Is now called a service gig economy,

Where instead of queuing at the gates,

You glance continuously and anxiously at your phone,

And where Victorian piece rates are now ‘targets’,

And subject to performance management,

And all that CV career development illusion -

With immigrants blamed for taking jobs,

Whilst people simultaneously believe

That anyone can get a job if they try hard enough.
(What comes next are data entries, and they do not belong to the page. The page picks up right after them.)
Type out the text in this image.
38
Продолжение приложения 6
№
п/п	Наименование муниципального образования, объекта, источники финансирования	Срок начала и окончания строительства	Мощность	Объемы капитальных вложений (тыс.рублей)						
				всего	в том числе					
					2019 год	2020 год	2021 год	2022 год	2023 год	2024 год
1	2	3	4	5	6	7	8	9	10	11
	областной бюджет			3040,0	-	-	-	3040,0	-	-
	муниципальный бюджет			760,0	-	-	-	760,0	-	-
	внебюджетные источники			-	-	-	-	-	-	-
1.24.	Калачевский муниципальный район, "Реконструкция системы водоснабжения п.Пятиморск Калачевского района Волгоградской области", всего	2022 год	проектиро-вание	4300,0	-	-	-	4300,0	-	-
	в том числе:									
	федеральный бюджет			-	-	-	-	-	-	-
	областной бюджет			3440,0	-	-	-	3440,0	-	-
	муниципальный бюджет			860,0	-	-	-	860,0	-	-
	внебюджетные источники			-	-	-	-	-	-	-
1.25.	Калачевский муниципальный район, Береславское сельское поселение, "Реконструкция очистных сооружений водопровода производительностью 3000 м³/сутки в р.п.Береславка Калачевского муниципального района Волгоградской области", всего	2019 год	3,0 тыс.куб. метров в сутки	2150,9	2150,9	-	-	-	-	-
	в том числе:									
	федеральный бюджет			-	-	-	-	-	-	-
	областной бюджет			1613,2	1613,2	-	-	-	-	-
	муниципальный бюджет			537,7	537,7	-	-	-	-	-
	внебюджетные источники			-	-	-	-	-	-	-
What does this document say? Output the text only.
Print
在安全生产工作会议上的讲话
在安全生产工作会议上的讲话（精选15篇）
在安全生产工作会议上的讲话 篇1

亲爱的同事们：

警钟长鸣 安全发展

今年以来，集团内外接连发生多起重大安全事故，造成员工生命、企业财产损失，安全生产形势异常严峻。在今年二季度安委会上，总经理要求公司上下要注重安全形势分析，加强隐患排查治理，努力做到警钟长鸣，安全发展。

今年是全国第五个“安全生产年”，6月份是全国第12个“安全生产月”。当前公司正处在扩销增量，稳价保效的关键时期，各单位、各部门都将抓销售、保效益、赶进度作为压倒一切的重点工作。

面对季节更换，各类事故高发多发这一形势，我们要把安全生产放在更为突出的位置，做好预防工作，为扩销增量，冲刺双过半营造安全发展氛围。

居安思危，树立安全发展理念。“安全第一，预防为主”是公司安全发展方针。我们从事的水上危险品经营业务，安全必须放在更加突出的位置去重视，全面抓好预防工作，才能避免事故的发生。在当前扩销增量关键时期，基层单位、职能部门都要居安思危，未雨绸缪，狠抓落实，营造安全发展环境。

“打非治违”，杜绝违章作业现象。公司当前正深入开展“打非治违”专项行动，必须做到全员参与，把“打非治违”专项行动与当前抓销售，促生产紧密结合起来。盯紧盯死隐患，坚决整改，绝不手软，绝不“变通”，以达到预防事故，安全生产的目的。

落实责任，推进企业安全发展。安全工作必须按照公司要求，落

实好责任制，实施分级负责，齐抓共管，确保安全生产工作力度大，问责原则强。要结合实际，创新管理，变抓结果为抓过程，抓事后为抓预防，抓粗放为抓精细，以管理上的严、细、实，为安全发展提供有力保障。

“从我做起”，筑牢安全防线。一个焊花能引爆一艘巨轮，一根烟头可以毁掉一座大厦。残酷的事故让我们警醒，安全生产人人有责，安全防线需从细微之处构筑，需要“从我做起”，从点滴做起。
It seems as this is where we are now,

So where are we now again, exactly?

‘Welfare’ has become a pejorative;

There is a widespread fear of being sanctioned,

And being sent, as it were, to the food bank;

Overcrowding is ubiquitous,

Families living in one room,

The new working class might be atomised,

May not be as the author says,

Unduly ‘ideological’,

But despite the commodification of life and culture,

Despite the demonisation of working-class people on tv,

With ‘benefits porn’ and ‘poverty porn’ type shows,

Salient economic facts still shout out:

Replacing Trident will cost £40-50 billion,

About 1% of the country owns about 50% of the wealth:

These facts speak for themselves,

But need to be communicated in down to earth language,

To the post-Brexit ‘left behind’,

Down to earth language:

No ideological discourse,

No mention of cultural hegemony,

Short snappy slogans instead,

And for a kick-off:

About 1% of the country

owns about 50% of the wealth.

Let’s sloganise!

And that’s what I am doing now:

I’m making postcards to send through the post,

And hand out in the street,

And leave in pubs and cafes and thoroughfares,

Or when out walking, or at fetes and community events,

Or at book groups and at community events

Or at football matches or when playing,

But instead of being Alone in Berlin,

I’ll be connecting and reinventing,

And reconnecting past, present and future,

In a new solidarity,

In more ways than one.

But for a kick-off, let’s also revive

Thomas Spence’s ‘free and easies’,

Politics in down to earth language,

With spoken word and song and good humour

But let’s make sure we live in the present tense too.